While public safety restrictions during the COVID-19 pandemic have left most people isolated and - frankly - unproductive, one man has used the downtime to create an assortment of new work: Joe Satriani.

“I wound up writing two albums,” the guitarist reveals during a conversation with UCR.

The rocker’s most recent LP, Shapeshifting, came out in April 2020, and he expected to spend the rest of the year touring in support of it. The coronavirus, however, had other plans. Satriani admits that canceling the trek was “gut-wrenching,” but the silver lining was that he suddenly found time to create new material.

“All that energy that usually would have been expended night after night onstage around the world was really just focused on the few instruments I had at home,” he explains. “I approached the live band saying, ‘What if we did an album of instrumentals and an album of vocal songs?' … I thought this would be really great to develop two sides of the live band, because they’ve got creativity and talent, and I didn’t want to just to just put them out on the road playing ‘Satch Boogie’ and ‘Summer Song’ when they can really explode in so many other avenues.”

Satriani moved forward with this two-album concept in mind, but as the material started taking shape, his vision for what it would become changed.

“I started to realize that the instrumental stuff that I was writing was really going in this direction over here and the vocal stuff that I was writing really didn’t sound like the band so much,” he explains. “Maybe because I was sitting around the house with the acoustic guitar, I started to write more acoustic music.”

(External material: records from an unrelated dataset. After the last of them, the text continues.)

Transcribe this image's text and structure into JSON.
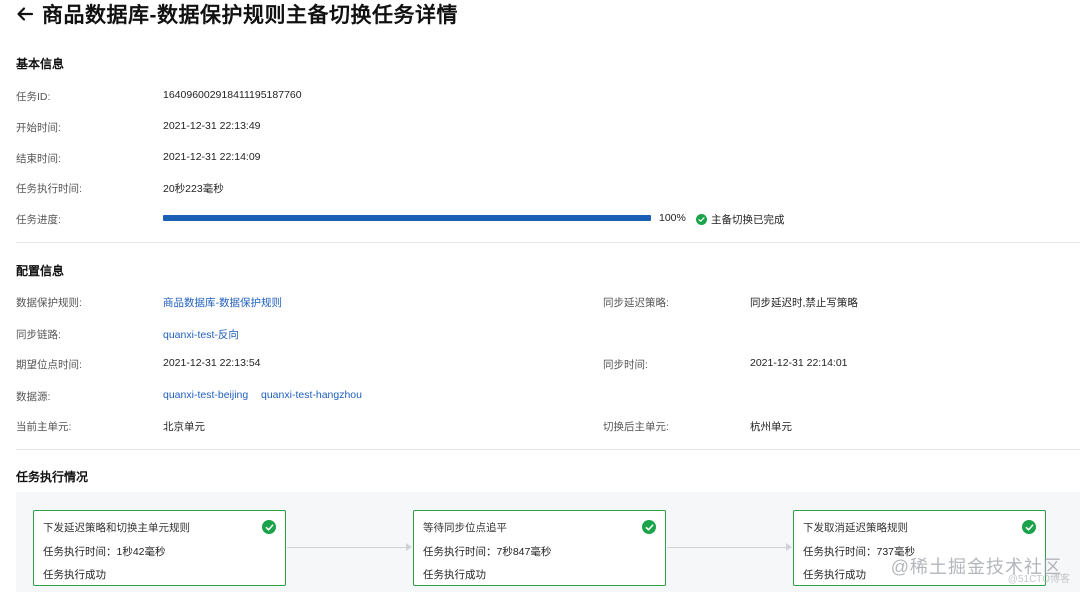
{
  "header": {
    "title": "商品数据库-数据保护规则主备切换任务详情"
  },
  "basic": {
    "section_title": "基本信息",
    "task_id_label": "任务ID:",
    "task_id": "1640960029184111951877​60",
    "start_label": "开始时间:",
    "start": "2021-12-31 22:13:49",
    "end_label": "结束时间:",
    "end": "2021-12-31 22:14:09",
    "duration_label": "任务执行时间:",
    "duration": "20秒223毫秒",
    "progress_label": "任务进度:",
    "progress_value": 100,
    "progress_text": "100%",
    "status_text": "主备切换已完成"
  },
  "config": {
    "section_title": "配置信息",
    "rule_label": "数据保护规则:",
    "rule_value": "商品数据库-数据保护规则",
    "delay_policy_label": "同步延迟策略:",
    "delay_policy_value": "同步延迟时,禁止写策略",
    "link_label": "同步链路:",
    "link_value": "quanxi-test-反向",
    "expect_time_label": "期望位点时间:",
    "expect_time_value": "2021-12-31 22:13:54",
    "sync_time_label": "同步时间:",
    "sync_time_value": "2021-12-31 22:14:01",
    "source_label": "数据源:",
    "source_1": "quanxi-test-beijing",
    "source_2": "quanxi-test-hangzhou",
    "current_unit_label": "当前主单元:",
    "current_unit_value": "北京单元",
    "after_unit_label": "切换后主单元:",
    "after_unit_value": "杭州单元"
  },
  "execution": {
    "section_title": "任务执行情况",
    "steps": [
      {
        "title": "下发延迟策略和切换主单元规则",
        "time": "任务执行时间：1秒42毫秒",
        "result": "任务执行成功"
      },
      {
        "title": "等待同步位点追平",
        "time": "任务执行时间：7秒847毫秒",
        "result": "任务执行成功"
      },
      {
        "title": "下发取消延迟策略规则",
        "time": "任务执行时间：737毫秒",
        "result": "任务执行成功"
      }
    ]
  },
  "watermark": {
    "text": "@稀土掘金技术社区",
    "sub": "@51CTO博客"
  },
  "colors": {
    "accent": "#1a5fb4",
    "link": "#1f5fbf",
    "success": "#1aa34a",
    "card_border": "#2e9f4a"
  },
  "icons": {
    "back": "arrow-left-icon",
    "status": "check-circle-icon",
    "step": "check-circle-icon"
  }
}
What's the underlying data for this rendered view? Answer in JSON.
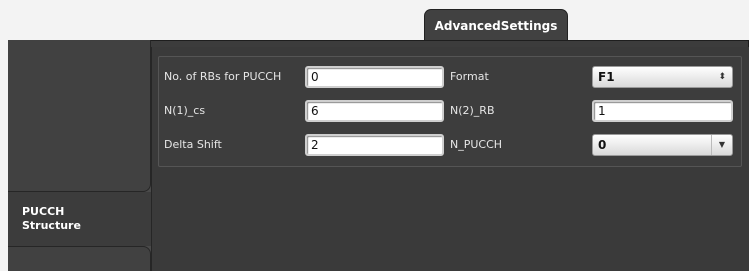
{
  "tabs": {
    "top": "AdvancedSettings",
    "side_line1": "PUCCH",
    "side_line2": "Structure"
  },
  "form": {
    "rbs_label": "No. of RBs for PUCCH",
    "rbs_value": "0",
    "n1cs_label": "N(1)_cs",
    "n1cs_value": "6",
    "delta_label": "Delta Shift",
    "delta_value": "2",
    "format_label": "Format",
    "format_value": "F1",
    "n2rb_label": "N(2)_RB",
    "n2rb_value": "1",
    "npucch_label": "N_PUCCH",
    "npucch_value": "0"
  },
  "icons": {
    "updown": "up-down-arrows-icon",
    "dropdown": "chevron-down-icon"
  }
}
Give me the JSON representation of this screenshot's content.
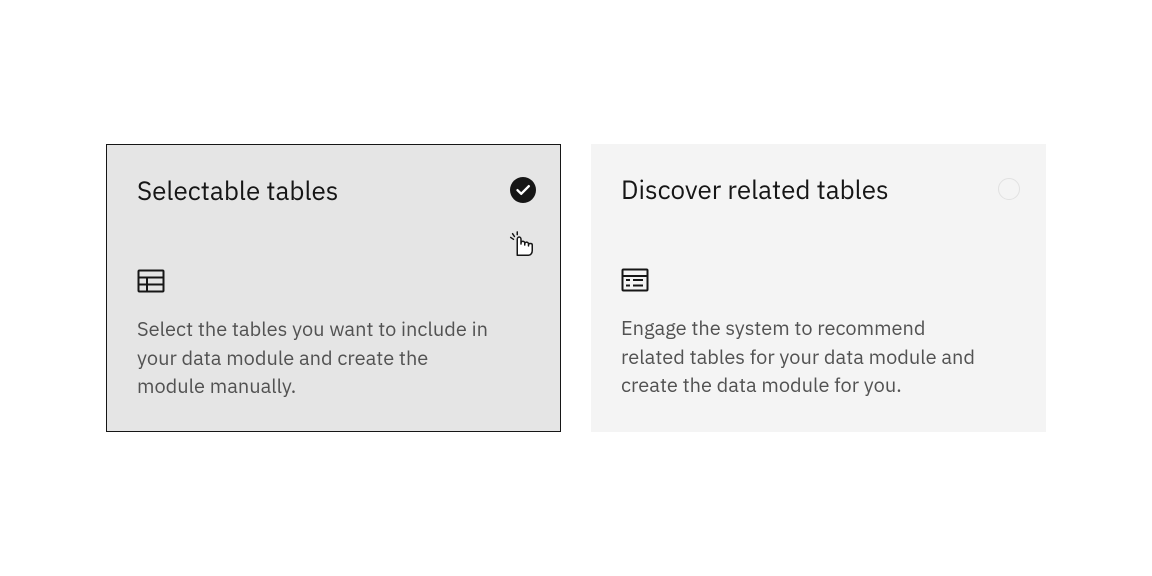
{
  "cards": [
    {
      "title": "Selectable tables",
      "description": "Select the tables you want to include in your data module and create the module manually.",
      "selected": true
    },
    {
      "title": "Discover related tables",
      "description": "Engage the system to recommend related tables for your data module and create the data module for you.",
      "selected": false
    }
  ]
}
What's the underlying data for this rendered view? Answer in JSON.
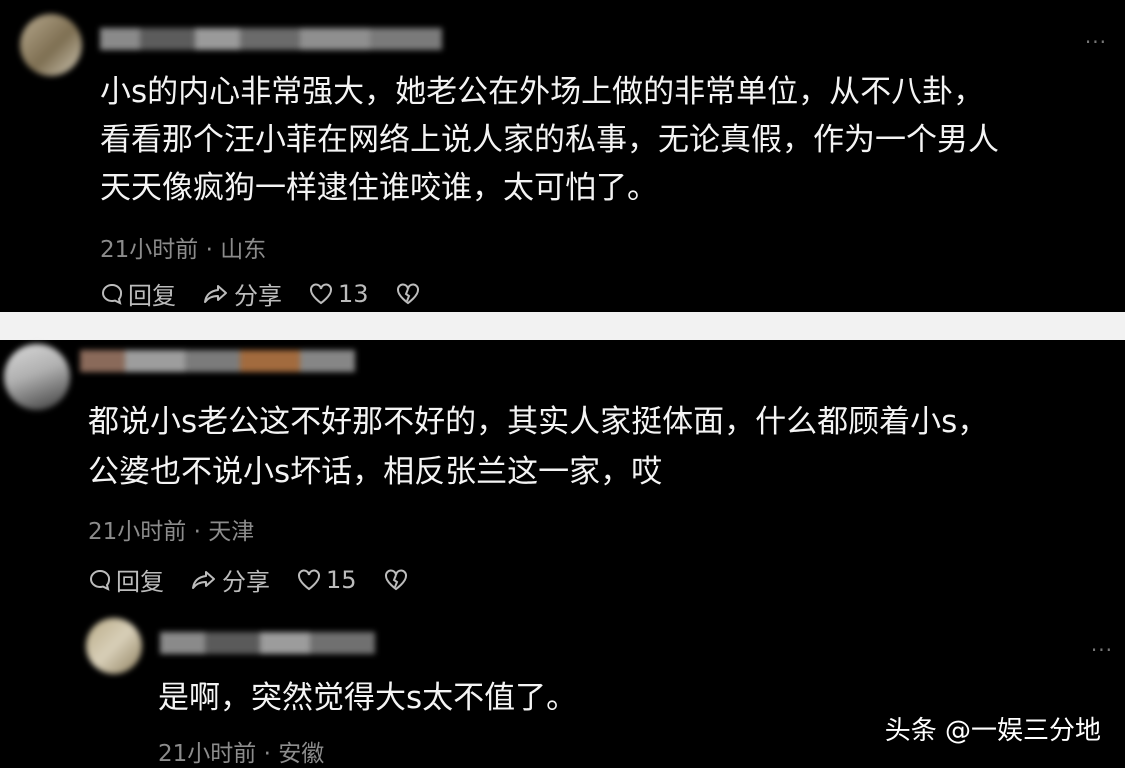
{
  "comments": [
    {
      "text_lines": [
        "小s的内心非常强大，她老公在外场上做的非常单位，从不八卦，",
        "看看那个汪小菲在网络上说人家的私事，无论真假，作为一个男人",
        "天天像疯狗一样逮住谁咬谁，太可怕了。"
      ],
      "meta": "21小时前 · 山东",
      "reply_label": "回复",
      "share_label": "分享",
      "like_count": "13"
    },
    {
      "text_lines": [
        "都说小s老公这不好那不好的，其实人家挺体面，什么都顾着小s，",
        "公婆也不说小s坏话，相反张兰这一家，哎"
      ],
      "meta": "21小时前 · 天津",
      "reply_label": "回复",
      "share_label": "分享",
      "like_count": "15"
    },
    {
      "text_lines": [
        "是啊，突然觉得大s太不值了。"
      ],
      "meta": "21小时前 · 安徽"
    }
  ],
  "more_glyph": "···",
  "watermark": "头条 @一娱三分地",
  "icons": [
    "comment-icon",
    "share-icon",
    "heart-icon",
    "broken-heart-icon",
    "more-icon"
  ]
}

Instead of doing both albums with his band, Satriani decided to focus the group’s efforts on the instrumental LP, describing it as a “record that is just gonna go all over the place stylistically.” Meanwhile, for the vocal album, Satriani recruited friend and frequent collaborator Ned Evett.

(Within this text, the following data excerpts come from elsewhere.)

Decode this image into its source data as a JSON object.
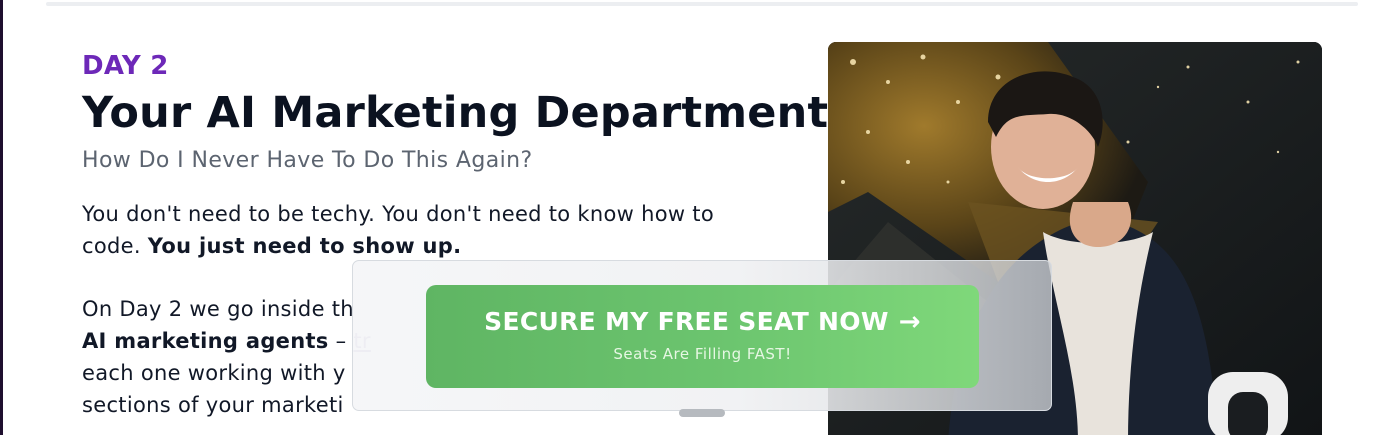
{
  "section": {
    "eyebrow": "DAY 2",
    "title": "Your AI Marketing Department",
    "subtitle": "How Do I Never Have To Do This Again?"
  },
  "para1": {
    "text": "You don't need to be techy. You don't need to know how to code. ",
    "bold": "You just need to show up."
  },
  "para2": {
    "line1": "On Day 2 we go inside th",
    "bold": "AI marketing agents",
    "dash": " – ",
    "link": "tr",
    "line3": "each one working with y",
    "line4": "sections of your marketi"
  },
  "cta": {
    "label": "SECURE MY FREE SEAT NOW",
    "arrow": "→",
    "sublabel": "Seats Are Filling FAST!"
  },
  "colors": {
    "eyebrow": "#6d28b8",
    "cta_green": "#6cc56f",
    "title": "#0b1220"
  }
}
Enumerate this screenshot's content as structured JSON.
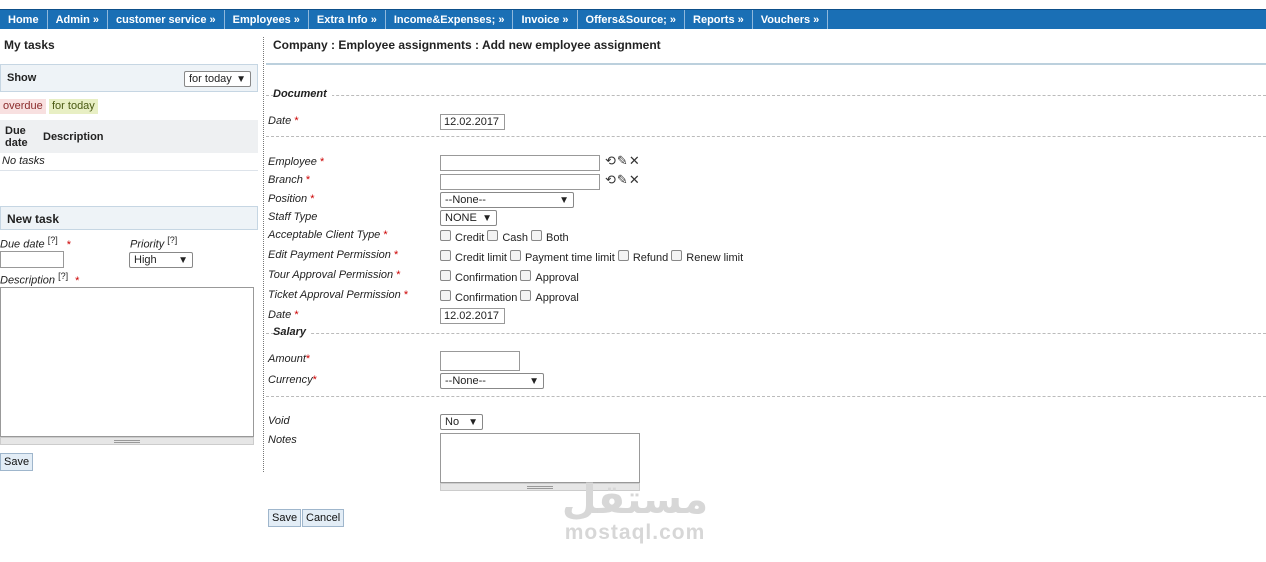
{
  "nav": {
    "items": [
      {
        "label": "Home"
      },
      {
        "label": "Admin »"
      },
      {
        "label": "customer service »"
      },
      {
        "label": "Employees »"
      },
      {
        "label": "Extra Info »"
      },
      {
        "label": "Income&Expenses; »"
      },
      {
        "label": "Invoice »"
      },
      {
        "label": "Offers&Source; »"
      },
      {
        "label": "Reports »"
      },
      {
        "label": "Vouchers »"
      }
    ]
  },
  "sidebar": {
    "title": "My tasks",
    "show_label": "Show",
    "show_value": "for today",
    "badge_overdue": "overdue",
    "badge_today": "for today",
    "col_due": "Due date",
    "col_desc": "Description",
    "no_tasks": "No tasks",
    "new_task_title": "New task",
    "due_label": "Due date",
    "priority_label": "Priority",
    "priority_value": "High",
    "description_label": "Description",
    "hint_mark": "[?]",
    "required_mark": "*",
    "save_label": "Save"
  },
  "main": {
    "breadcrumb": "Company : Employee assignments : Add new employee assignment",
    "section_document": "Document",
    "section_salary": "Salary",
    "date_label": "Date",
    "date_value": "12.02.2017",
    "employee_label": "Employee",
    "branch_label": "Branch",
    "position_label": "Position",
    "position_value": "--None--",
    "staff_type_label": "Staff Type",
    "staff_type_value": "NONE",
    "client_type_label": "Acceptable Client Type",
    "client_type_options": [
      "Credit",
      "Cash",
      "Both"
    ],
    "payment_perm_label": "Edit Payment Permission",
    "payment_perm_options": [
      "Credit limit",
      "Payment time limit",
      "Refund",
      "Renew limit"
    ],
    "tour_perm_label": "Tour Approval Permission",
    "tour_perm_options": [
      "Confirmation",
      "Approval"
    ],
    "ticket_perm_label": "Ticket Approval Permission",
    "ticket_perm_options": [
      "Confirmation",
      "Approval"
    ],
    "date2_label": "Date",
    "date2_value": "12.02.2017",
    "amount_label": "Amount",
    "currency_label": "Currency",
    "currency_value": "--None--",
    "void_label": "Void",
    "void_value": "No",
    "notes_label": "Notes",
    "save_label": "Save",
    "cancel_label": "Cancel",
    "required_mark": "*"
  },
  "watermark": {
    "arabic": "مستقل",
    "latin": "mostaql.com"
  },
  "icons": {
    "refresh": "refresh-icon",
    "edit": "pencil-icon",
    "clear": "close-icon"
  },
  "colors": {
    "nav_bg": "#1a6fb5",
    "required": "#cc0000",
    "overdue_bg": "#f8e0e0",
    "today_bg": "#e8efc4"
  }
}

Now, both records seem poised for release sometime in 2021.

“All the songs are written,” Satriani says. “About half of the instrumental album is already recorded. And the record that I’m doing with Ned, the full-on vocal album, we’re just trying to complete our last demo.” The guitarist adds that the latter album will need more refinement before it's ready for release. “It’s gonna take some new partners to help us get it produced properly.”